Collectively, the results validate the UFMicro as a practical and effective media exchange solution for shear-sensitive cell cultures. Its ability to support robust differentiation while streamlining processing positions it as a valuable tool for advancing iPSC-based therapies toward scalable, commercially viable manufacturing platforms.
Conclusion
As iPSC-derived therapies gain momentum and move toward commercialization, the need for gentle, closed-system processing technologies becomes increasingly critical to preserve cell integrity and ensure consistent differentiation outcomes.

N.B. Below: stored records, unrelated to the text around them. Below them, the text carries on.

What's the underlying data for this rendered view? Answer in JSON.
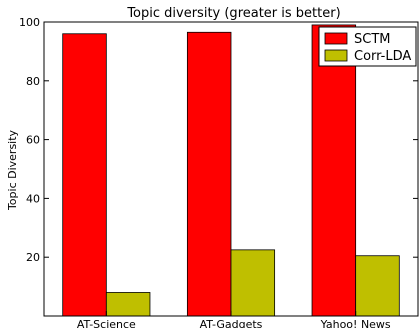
{
  "chart_data": {
    "type": "bar",
    "title": "Topic diversity (greater is better)",
    "xlabel": "",
    "ylabel": "Topic Diversity",
    "categories": [
      "AT-Science",
      "AT-Gadgets",
      "Yahoo! News"
    ],
    "series": [
      {
        "name": "SCTM",
        "values": [
          96,
          96.5,
          99
        ],
        "color": "#ff0000"
      },
      {
        "name": "Corr-LDA",
        "values": [
          8,
          22.5,
          20.5
        ],
        "color": "#bfbf00"
      }
    ],
    "ylim": [
      0,
      100
    ],
    "yticks": [
      20,
      40,
      60,
      80,
      100
    ],
    "grid": false,
    "legend_position": "top-right"
  }
}
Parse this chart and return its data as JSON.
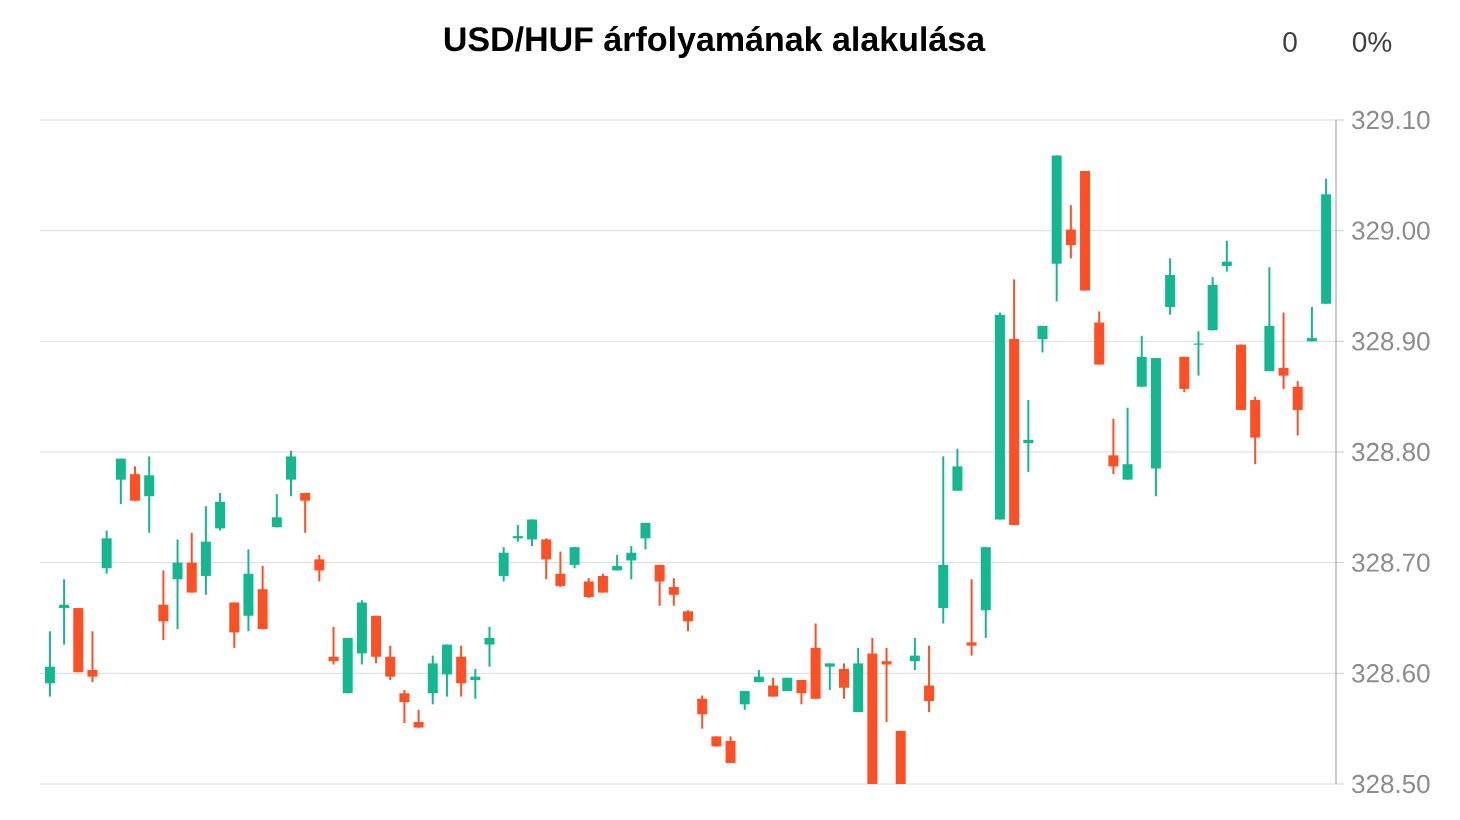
{
  "chart_data": {
    "type": "candlestick",
    "title": "USD/HUF árfolyamának alakulása",
    "annotations": [
      "0",
      "0%"
    ],
    "categories": [
      null,
      null,
      null,
      null,
      null,
      null,
      null,
      null,
      null,
      null,
      null,
      null,
      null,
      null,
      null,
      null,
      null,
      null,
      null,
      null,
      null,
      null,
      null,
      null,
      null,
      null,
      null,
      null,
      null,
      null,
      null,
      null,
      null,
      null,
      null,
      null,
      null,
      null,
      null,
      null,
      null,
      null,
      null,
      null,
      null,
      null,
      null,
      null,
      null,
      null,
      null,
      null,
      null,
      null,
      null,
      null,
      null,
      null,
      null,
      null,
      null,
      null,
      null,
      null,
      null,
      null,
      null,
      null,
      null,
      null,
      null,
      null,
      null,
      null,
      null,
      null,
      null,
      null,
      null,
      null,
      null,
      null,
      null,
      null,
      null,
      null,
      null,
      null,
      null,
      null,
      null
    ],
    "ohlc": [
      [
        328.591,
        328.638,
        328.579,
        328.606
      ],
      [
        328.659,
        328.685,
        328.626,
        328.662
      ],
      [
        328.659,
        328.659,
        328.601,
        328.601
      ],
      [
        328.603,
        328.638,
        328.592,
        328.597
      ],
      [
        328.695,
        328.729,
        328.69,
        328.722
      ],
      [
        328.775,
        328.794,
        328.753,
        328.794
      ],
      [
        328.78,
        328.787,
        328.756,
        328.756
      ],
      [
        328.76,
        328.796,
        328.727,
        328.779
      ],
      [
        328.662,
        328.693,
        328.63,
        328.647
      ],
      [
        328.685,
        328.721,
        328.64,
        328.7
      ],
      [
        328.7,
        328.727,
        328.673,
        328.673
      ],
      [
        328.688,
        328.751,
        328.671,
        328.719
      ],
      [
        328.731,
        328.763,
        328.729,
        328.755
      ],
      [
        328.664,
        328.664,
        328.623,
        328.637
      ],
      [
        328.652,
        328.712,
        328.638,
        328.69
      ],
      [
        328.676,
        328.697,
        328.64,
        328.64
      ],
      [
        328.732,
        328.762,
        328.732,
        328.741
      ],
      [
        328.775,
        328.801,
        328.76,
        328.796
      ],
      [
        328.763,
        328.763,
        328.727,
        328.756
      ],
      [
        328.703,
        328.707,
        328.683,
        328.693
      ],
      [
        328.615,
        328.642,
        328.608,
        328.611
      ],
      [
        328.582,
        328.632,
        328.582,
        328.632
      ],
      [
        328.618,
        328.666,
        328.608,
        328.664
      ],
      [
        328.652,
        328.652,
        328.609,
        328.615
      ],
      [
        328.615,
        328.625,
        328.594,
        328.597
      ],
      [
        328.582,
        328.585,
        328.555,
        328.574
      ],
      [
        328.556,
        328.567,
        328.551,
        328.551
      ],
      [
        328.582,
        328.616,
        328.572,
        328.609
      ],
      [
        328.599,
        328.626,
        328.579,
        328.626
      ],
      [
        328.615,
        328.625,
        328.579,
        328.591
      ],
      [
        328.594,
        328.604,
        328.577,
        328.597
      ],
      [
        328.626,
        328.642,
        328.606,
        328.632
      ],
      [
        328.688,
        328.714,
        328.683,
        328.709
      ],
      [
        328.722,
        328.734,
        328.719,
        328.724
      ],
      [
        328.721,
        328.739,
        328.715,
        328.739
      ],
      [
        328.721,
        328.722,
        328.685,
        328.703
      ],
      [
        328.69,
        328.71,
        328.678,
        328.679
      ],
      [
        328.698,
        328.714,
        328.695,
        328.714
      ],
      [
        328.683,
        328.686,
        328.668,
        328.669
      ],
      [
        328.688,
        328.69,
        328.673,
        328.673
      ],
      [
        328.693,
        328.707,
        328.693,
        328.697
      ],
      [
        328.702,
        328.715,
        328.685,
        328.709
      ],
      [
        328.722,
        328.736,
        328.712,
        328.736
      ],
      [
        328.698,
        328.698,
        328.661,
        328.683
      ],
      [
        328.678,
        328.686,
        328.661,
        328.671
      ],
      [
        328.656,
        328.657,
        328.638,
        328.647
      ],
      [
        328.577,
        328.58,
        328.55,
        328.563
      ],
      [
        328.543,
        328.543,
        328.534,
        328.534
      ],
      [
        328.539,
        328.543,
        328.519,
        328.519
      ],
      [
        328.572,
        328.584,
        328.567,
        328.584
      ],
      [
        328.592,
        328.603,
        328.592,
        328.597
      ],
      [
        328.589,
        328.596,
        328.579,
        328.579
      ],
      [
        328.584,
        328.596,
        328.584,
        328.596
      ],
      [
        328.594,
        328.594,
        328.572,
        328.582
      ],
      [
        328.623,
        328.645,
        328.577,
        328.577
      ],
      [
        328.606,
        328.609,
        328.585,
        328.609
      ],
      [
        328.604,
        328.609,
        328.577,
        328.587
      ],
      [
        328.565,
        328.623,
        328.565,
        328.609
      ],
      [
        328.618,
        328.632,
        328.5,
        328.5
      ],
      [
        328.611,
        328.623,
        328.556,
        328.608
      ],
      [
        328.548,
        328.548,
        328.5,
        328.5
      ],
      [
        328.611,
        328.632,
        328.603,
        328.616
      ],
      [
        328.589,
        328.625,
        328.565,
        328.575
      ],
      [
        328.659,
        328.796,
        328.645,
        328.698
      ],
      [
        328.765,
        328.803,
        328.765,
        328.787
      ],
      [
        328.628,
        328.685,
        328.616,
        328.625
      ],
      [
        328.657,
        328.714,
        328.632,
        328.714
      ],
      [
        328.739,
        328.926,
        328.739,
        328.924
      ],
      [
        328.902,
        328.956,
        328.734,
        328.734
      ],
      [
        328.808,
        328.847,
        328.782,
        328.811
      ],
      [
        328.902,
        328.914,
        328.89,
        328.914
      ],
      [
        328.97,
        329.068,
        328.936,
        329.068
      ],
      [
        329.001,
        329.023,
        328.975,
        328.987
      ],
      [
        329.054,
        329.054,
        328.946,
        328.946
      ],
      [
        328.917,
        328.927,
        328.879,
        328.879
      ],
      [
        328.797,
        328.83,
        328.78,
        328.787
      ],
      [
        328.775,
        328.84,
        328.775,
        328.789
      ],
      [
        328.859,
        328.905,
        328.859,
        328.886
      ],
      [
        328.785,
        328.885,
        328.76,
        328.885
      ],
      [
        328.931,
        328.975,
        328.924,
        328.96
      ],
      [
        328.886,
        328.886,
        328.854,
        328.857
      ],
      [
        328.897,
        328.909,
        328.869,
        328.898
      ],
      [
        328.91,
        328.958,
        328.91,
        328.951
      ],
      [
        328.968,
        328.991,
        328.963,
        328.972
      ],
      [
        328.897,
        328.897,
        328.838,
        328.838
      ],
      [
        328.847,
        328.85,
        328.789,
        328.813
      ],
      [
        328.873,
        328.967,
        328.873,
        328.914
      ],
      [
        328.876,
        328.926,
        328.857,
        328.869
      ],
      [
        328.859,
        328.864,
        328.815,
        328.838
      ],
      [
        328.9,
        328.931,
        328.9,
        328.903
      ],
      [
        328.934,
        329.047,
        328.934,
        329.033
      ]
    ],
    "colors": [
      "#14b890",
      "#14b890",
      "#ff4f24",
      "#ff4f24",
      "#14b890",
      "#14b890",
      "#ff4f24",
      "#14b890",
      "#ff4f24",
      "#14b890",
      "#ff4f24",
      "#14b890",
      "#14b890",
      "#ff4f24",
      "#14b890",
      "#ff4f24",
      "#14b890",
      "#14b890",
      "#ff4f24",
      "#ff4f24",
      "#ff4f24",
      "#14b890",
      "#14b890",
      "#ff4f24",
      "#ff4f24",
      "#ff4f24",
      "#ff4f24",
      "#14b890",
      "#14b890",
      "#ff4f24",
      "#14b890",
      "#14b890",
      "#14b890",
      "#14b890",
      "#14b890",
      "#ff4f24",
      "#ff4f24",
      "#14b890",
      "#ff4f24",
      "#ff4f24",
      "#14b890",
      "#14b890",
      "#14b890",
      "#ff4f24",
      "#ff4f24",
      "#ff4f24",
      "#ff4f24",
      "#ff4f24",
      "#ff4f24",
      "#14b890",
      "#14b890",
      "#ff4f24",
      "#14b890",
      "#ff4f24",
      "#ff4f24",
      "#14b890",
      "#ff4f24",
      "#14b890",
      "#ff4f24",
      "#ff4f24",
      "#ff4f24",
      "#14b890",
      "#ff4f24",
      "#14b890",
      "#14b890",
      "#ff4f24",
      "#14b890",
      "#14b890",
      "#ff4f24",
      "#14b890",
      "#14b890",
      "#14b890",
      "#ff4f24",
      "#ff4f24",
      "#ff4f24",
      "#ff4f24",
      "#14b890",
      "#14b890",
      "#14b890",
      "#14b890",
      "#ff4f24",
      "#14b890",
      "#14b890",
      "#14b890",
      "#ff4f24",
      "#ff4f24",
      "#14b890",
      "#ff4f24",
      "#ff4f24",
      "#14b890",
      "#14b890"
    ],
    "ylim": [
      328.5,
      329.1
    ],
    "yticks": [
      {
        "value": 328.5,
        "label": "328.50"
      },
      {
        "value": 328.6,
        "label": "328.60"
      },
      {
        "value": 328.7,
        "label": "328.70"
      },
      {
        "value": 328.8,
        "label": "328.80"
      },
      {
        "value": 328.9,
        "label": "328.90"
      },
      {
        "value": 329.0,
        "label": "329.00"
      },
      {
        "value": 329.1,
        "label": "329.10"
      }
    ],
    "grid": "y",
    "tick_labels": "y"
  }
}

This study demonstrates that the UFMicro single-use centrifuge enables efficient media exchange while maintaining aggregate morphology and supporting robust hematopoietic differentiation.
The system’s low-shear, automated design reduces the risks associated with open, manual methods and aligns with GMP manufacturing standards. By delivering consistent performance across extended protocols, the UFMicro addresses key bottlenecks in iPSC processing, particularly in media exchange and aggregate handling.
These findings position the UFMicro as a practical solution for integrating gentle cell handling into scalable workflows, offering the cell therapy industry a path toward more efficient, standardized, and commercially viable manufacturing platforms.